ANALYSIS: Sources close to retailers indicate that Toshiba sold over 90,000 $99 HD DVD players over the weekend, and that figure only represents a portion of the retailers that participated in the frenzy.

According to Video Business, the 90,000 count includes Toshiba HD-A2 players sold at Wal-Mart, Best Buy, and Circuit City along with a few other brick and mortar outlets. But it apparently doesn't include online retailers who also participated in the price drop, such as

BetaNews' own estimates placed sales at around 40,000 to 70,000 within Wal-Mart alone based on information compiled about stocks at the discount retailer's various locations around the country.

Wal-Mart's move spurred a retailer war over prices of the players, even bringing down the cost of other models as a result when HD-A2 stocks depleted. It's fairly likely that total sales of all HD DVD players eclipsed the 100,000 mark during just the past week.

Sales of the Toshiba HD-A3, the successor to the HD-A2, appeared to be equally brisk, with many retailers selling out of their stocks quickly after the older model became hard to find. At many locations, the newer player was selling for $199 - $100 off its original retail price.

Furthermore, sales of the HD-A2 alone over the past few days are nearly equivalent to total sales of the top Blu-ray player, Sony's BDP-S300, which has shipped 100,000 units since its introduction over the summer.

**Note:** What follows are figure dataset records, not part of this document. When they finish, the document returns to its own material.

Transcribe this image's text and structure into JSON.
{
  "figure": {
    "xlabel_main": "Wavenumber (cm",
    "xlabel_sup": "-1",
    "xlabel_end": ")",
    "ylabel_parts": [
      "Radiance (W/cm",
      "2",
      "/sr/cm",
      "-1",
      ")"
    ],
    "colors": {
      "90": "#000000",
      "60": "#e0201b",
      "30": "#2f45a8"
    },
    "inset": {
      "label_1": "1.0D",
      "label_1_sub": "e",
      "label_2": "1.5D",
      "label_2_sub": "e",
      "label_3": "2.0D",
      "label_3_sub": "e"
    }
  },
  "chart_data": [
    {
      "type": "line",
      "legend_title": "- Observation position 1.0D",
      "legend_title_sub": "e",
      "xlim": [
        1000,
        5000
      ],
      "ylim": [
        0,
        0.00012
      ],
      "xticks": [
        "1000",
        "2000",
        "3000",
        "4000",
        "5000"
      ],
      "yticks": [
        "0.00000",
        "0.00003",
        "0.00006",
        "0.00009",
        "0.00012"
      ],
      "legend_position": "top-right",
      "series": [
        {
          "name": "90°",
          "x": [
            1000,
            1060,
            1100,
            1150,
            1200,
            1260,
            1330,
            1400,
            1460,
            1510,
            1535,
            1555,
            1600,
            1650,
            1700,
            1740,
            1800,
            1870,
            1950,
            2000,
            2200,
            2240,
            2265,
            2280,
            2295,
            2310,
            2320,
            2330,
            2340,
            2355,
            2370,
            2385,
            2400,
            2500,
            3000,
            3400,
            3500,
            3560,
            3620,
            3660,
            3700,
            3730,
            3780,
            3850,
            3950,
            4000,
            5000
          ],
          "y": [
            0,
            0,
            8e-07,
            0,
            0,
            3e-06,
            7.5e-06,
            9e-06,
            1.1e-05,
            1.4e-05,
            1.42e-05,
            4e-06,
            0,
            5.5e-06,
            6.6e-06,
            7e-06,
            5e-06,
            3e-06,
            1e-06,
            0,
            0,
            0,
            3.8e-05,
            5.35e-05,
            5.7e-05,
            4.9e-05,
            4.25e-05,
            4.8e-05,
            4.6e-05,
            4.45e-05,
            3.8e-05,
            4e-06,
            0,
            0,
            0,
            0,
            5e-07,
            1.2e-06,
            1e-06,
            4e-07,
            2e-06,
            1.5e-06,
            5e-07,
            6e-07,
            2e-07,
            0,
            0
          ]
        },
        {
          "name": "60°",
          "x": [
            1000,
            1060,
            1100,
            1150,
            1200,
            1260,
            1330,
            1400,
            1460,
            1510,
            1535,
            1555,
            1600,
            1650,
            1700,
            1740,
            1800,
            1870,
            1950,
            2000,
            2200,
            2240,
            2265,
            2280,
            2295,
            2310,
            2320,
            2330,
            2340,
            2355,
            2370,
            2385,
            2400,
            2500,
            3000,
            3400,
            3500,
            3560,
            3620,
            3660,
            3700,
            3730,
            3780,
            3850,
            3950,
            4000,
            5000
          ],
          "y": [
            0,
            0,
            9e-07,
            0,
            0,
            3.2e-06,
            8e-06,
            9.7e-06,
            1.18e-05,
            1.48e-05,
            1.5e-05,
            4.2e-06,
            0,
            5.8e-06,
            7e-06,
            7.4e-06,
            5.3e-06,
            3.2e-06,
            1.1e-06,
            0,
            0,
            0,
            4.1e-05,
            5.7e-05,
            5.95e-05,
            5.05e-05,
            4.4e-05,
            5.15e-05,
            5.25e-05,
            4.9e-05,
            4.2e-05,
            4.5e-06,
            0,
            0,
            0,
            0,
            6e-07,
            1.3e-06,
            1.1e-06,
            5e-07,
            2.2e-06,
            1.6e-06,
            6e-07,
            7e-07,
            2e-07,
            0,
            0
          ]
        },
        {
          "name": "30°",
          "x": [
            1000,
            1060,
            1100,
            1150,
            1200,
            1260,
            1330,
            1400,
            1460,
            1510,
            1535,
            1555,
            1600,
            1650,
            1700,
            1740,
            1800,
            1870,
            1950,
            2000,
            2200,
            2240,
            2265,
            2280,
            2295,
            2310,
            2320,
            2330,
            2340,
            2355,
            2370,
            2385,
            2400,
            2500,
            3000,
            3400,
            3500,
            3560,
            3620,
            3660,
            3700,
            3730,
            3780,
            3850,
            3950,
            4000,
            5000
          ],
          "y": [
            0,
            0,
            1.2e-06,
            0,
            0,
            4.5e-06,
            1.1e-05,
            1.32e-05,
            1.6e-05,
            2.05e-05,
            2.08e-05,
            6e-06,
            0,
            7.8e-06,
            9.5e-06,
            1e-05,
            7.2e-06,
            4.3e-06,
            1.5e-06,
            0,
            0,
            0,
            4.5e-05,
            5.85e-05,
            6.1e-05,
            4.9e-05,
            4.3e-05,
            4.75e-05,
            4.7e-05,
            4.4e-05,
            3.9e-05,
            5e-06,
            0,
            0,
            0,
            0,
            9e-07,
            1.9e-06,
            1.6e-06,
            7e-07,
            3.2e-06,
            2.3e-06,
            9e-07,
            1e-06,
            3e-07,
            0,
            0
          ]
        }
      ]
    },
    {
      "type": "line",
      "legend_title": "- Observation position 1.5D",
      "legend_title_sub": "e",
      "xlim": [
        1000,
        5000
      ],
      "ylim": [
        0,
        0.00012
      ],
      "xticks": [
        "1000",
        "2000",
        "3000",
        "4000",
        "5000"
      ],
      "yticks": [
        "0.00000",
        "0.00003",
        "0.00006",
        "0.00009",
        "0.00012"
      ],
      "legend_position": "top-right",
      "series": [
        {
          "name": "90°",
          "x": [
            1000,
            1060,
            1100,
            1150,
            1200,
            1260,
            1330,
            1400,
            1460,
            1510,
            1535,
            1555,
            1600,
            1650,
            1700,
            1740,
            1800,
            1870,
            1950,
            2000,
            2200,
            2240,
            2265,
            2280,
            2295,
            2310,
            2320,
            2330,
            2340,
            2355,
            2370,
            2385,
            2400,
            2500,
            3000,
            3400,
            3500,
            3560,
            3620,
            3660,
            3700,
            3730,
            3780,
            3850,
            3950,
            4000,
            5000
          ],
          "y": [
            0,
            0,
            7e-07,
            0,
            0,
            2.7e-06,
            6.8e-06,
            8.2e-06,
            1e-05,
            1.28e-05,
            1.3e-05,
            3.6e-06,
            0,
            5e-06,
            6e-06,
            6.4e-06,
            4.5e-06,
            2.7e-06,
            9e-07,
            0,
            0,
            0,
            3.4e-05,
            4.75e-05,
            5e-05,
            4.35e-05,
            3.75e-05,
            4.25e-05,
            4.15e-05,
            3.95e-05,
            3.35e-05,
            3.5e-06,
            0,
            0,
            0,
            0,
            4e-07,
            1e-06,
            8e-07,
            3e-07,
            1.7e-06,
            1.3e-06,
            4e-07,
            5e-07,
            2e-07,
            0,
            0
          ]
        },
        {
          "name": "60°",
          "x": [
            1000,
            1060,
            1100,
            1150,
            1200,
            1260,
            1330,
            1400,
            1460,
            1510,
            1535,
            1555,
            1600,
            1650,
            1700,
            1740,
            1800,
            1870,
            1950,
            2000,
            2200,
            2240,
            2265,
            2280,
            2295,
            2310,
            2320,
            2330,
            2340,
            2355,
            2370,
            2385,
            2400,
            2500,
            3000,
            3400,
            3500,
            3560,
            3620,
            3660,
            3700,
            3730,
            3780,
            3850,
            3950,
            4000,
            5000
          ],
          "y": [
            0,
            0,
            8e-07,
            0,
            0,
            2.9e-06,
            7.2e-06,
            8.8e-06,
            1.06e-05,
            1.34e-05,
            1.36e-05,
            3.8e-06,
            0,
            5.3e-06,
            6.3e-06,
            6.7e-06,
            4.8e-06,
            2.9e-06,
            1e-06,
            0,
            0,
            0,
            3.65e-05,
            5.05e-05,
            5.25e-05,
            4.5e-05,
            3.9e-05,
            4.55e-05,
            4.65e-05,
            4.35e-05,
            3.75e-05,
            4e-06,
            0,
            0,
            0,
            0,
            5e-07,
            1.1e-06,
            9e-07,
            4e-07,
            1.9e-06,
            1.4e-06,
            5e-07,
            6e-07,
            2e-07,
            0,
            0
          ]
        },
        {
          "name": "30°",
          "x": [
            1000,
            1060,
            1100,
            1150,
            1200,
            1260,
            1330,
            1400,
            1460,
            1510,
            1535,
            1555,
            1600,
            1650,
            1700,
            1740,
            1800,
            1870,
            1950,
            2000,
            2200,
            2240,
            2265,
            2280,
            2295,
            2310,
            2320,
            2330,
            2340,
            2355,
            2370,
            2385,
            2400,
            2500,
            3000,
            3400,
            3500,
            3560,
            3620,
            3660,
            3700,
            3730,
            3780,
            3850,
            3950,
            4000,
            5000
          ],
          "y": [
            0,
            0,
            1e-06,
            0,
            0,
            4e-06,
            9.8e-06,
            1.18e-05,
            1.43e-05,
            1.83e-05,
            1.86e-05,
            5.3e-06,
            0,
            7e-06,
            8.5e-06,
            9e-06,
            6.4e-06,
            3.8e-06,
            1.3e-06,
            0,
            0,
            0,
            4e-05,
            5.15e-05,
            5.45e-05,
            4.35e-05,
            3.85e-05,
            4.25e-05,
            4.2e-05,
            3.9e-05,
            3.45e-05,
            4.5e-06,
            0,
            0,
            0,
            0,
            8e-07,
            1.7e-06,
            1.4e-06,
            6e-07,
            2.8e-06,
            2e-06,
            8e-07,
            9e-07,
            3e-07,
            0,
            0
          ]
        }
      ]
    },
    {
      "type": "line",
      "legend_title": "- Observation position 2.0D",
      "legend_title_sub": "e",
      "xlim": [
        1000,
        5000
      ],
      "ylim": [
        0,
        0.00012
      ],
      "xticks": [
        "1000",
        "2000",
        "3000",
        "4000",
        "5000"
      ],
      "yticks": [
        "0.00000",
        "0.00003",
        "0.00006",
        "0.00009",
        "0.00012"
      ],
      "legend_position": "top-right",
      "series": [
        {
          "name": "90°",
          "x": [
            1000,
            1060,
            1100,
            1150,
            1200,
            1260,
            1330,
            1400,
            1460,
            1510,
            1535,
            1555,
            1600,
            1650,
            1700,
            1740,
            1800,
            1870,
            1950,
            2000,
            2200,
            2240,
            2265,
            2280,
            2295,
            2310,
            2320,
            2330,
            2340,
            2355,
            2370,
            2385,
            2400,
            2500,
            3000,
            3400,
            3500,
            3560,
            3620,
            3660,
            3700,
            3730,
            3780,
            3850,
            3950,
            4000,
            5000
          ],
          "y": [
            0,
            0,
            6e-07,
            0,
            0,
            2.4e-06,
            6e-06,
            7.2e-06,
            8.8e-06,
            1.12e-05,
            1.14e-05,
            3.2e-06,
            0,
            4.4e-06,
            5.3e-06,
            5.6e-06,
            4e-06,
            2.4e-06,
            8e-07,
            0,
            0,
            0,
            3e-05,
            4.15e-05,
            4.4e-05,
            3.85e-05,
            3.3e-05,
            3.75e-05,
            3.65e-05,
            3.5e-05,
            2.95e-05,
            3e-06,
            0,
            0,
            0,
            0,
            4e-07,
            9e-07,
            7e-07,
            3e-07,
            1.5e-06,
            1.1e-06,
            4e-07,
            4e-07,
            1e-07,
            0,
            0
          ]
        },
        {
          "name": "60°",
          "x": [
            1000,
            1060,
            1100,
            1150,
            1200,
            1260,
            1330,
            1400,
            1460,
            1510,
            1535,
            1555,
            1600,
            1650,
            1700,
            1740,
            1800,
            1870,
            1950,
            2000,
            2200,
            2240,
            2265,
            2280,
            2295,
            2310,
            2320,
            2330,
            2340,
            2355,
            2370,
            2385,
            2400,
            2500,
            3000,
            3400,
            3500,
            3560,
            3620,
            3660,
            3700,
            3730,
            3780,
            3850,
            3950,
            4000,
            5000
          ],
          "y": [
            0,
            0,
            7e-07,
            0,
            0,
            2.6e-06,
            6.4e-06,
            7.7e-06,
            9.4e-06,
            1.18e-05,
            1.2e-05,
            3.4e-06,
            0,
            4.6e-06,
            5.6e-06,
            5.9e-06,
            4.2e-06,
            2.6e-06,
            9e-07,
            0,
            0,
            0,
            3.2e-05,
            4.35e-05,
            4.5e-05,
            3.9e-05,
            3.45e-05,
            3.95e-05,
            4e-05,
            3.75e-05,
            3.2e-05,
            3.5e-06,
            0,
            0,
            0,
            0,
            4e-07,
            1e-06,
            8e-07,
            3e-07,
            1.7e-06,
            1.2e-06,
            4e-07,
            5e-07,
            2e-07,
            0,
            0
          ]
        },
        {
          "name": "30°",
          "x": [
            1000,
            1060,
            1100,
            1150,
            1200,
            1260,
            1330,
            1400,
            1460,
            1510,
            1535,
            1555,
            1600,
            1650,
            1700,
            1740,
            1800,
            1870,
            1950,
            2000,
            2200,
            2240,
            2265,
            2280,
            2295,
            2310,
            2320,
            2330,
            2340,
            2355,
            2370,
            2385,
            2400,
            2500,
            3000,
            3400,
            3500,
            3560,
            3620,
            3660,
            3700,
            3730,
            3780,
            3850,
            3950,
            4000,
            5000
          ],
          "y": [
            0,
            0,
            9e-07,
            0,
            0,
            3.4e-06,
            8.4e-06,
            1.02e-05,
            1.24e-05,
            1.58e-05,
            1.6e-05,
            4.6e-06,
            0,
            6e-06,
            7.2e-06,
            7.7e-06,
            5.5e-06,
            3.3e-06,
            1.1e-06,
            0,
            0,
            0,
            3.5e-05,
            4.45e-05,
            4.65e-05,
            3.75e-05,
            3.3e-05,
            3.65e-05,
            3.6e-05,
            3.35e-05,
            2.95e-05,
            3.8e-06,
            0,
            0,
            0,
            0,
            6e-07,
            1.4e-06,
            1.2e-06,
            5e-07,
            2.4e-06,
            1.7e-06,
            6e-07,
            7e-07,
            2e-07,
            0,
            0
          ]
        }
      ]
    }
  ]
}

BetaNews has a request in with Toshiba for full sales numbers, but the company thus far has not provided specific figures.

It All Comes Down to Price

Over the weekend, BetaNews talked to several new-to-HD disc consumers and there was almost a universal reaction that price was the primary factor behind the purchases. Buying an HD DVD player, however, did not necessarily mean the door was shut to Blu-ray.

"I was waiting on the price to come down on the hardware to where i thought the return on investment was there, because I know lots of money will be spent on software once I had a player," Mike Taylor of Park City, Utah told BetaNews.

The story was the same from David Balfoort of Syracuse and David Lazerson of Cape Coral, Florida. While Lazerson remains open to Blu-ray if the price drops below $250, Balfoort says he'd only consider the opposite format if it "wins the war."

Another interesting finding of the interviews was that no one felt worried about their purchase, despite the future of high-definition discs remaining up in the air. "I'm not nervous at all about the purchase," Lazerson said, pointing to the upconversion feature of the player, which he noted alone makes it worth the $98 purchase price.

Balfoort, who already had a extensive home theater, said that an HD movie player was the last piece of the puzzle. "I generally purchase a DVD player every 12-18 months so there was no nervousness involved," he told BetaNews.

Blu-ray's Dilemma

Through these interviews, it seems clear that Sony's recent offerings of a small price cut this holiday may not be enough to counter what could be increasing momentum for HD DVD. With so many new players now in consumers' hands, it can only be expected that disc sales will increase as well.

Multiple studies show that the PlayStation 3 alone will not be enough to keep the Blu-ray format afloat. Six out of ten users aren't even aware that the device can play Blu-ray movies, and out of the remaining four, only two had actually used the player in the past month to play a disc, according to NPD Group.

In addition, a rising number of HD DVD owners will make it hard for Sony to make the case to both retailers and studios to support its format exclusively. Consumer demand will keep HD DVD on the radar of the studios who currently support it, and will give the format leverage to lure new studios in.

It is not out of the question that this past weekend's moves by Wal-Mart have in the very least extended the format war much longer than many Blu-ray supporters would have imagined, and very well could have provided the needed momentum toward a successful conclusion for those in HD DVD's camp.

"Wal-Mart doesn't have these sales for no reason, there's always a business aspect," an employee told BetaNews on Friday while customers waited in line to snap up a $99 HD DVD player. "You can fully expect that this will be the price next year; they are always ahead of the curve on that."

From Friday's action, it looks like the nation's leading retailer wants to play kingmaker. And from the results we're seeing today, it just may have.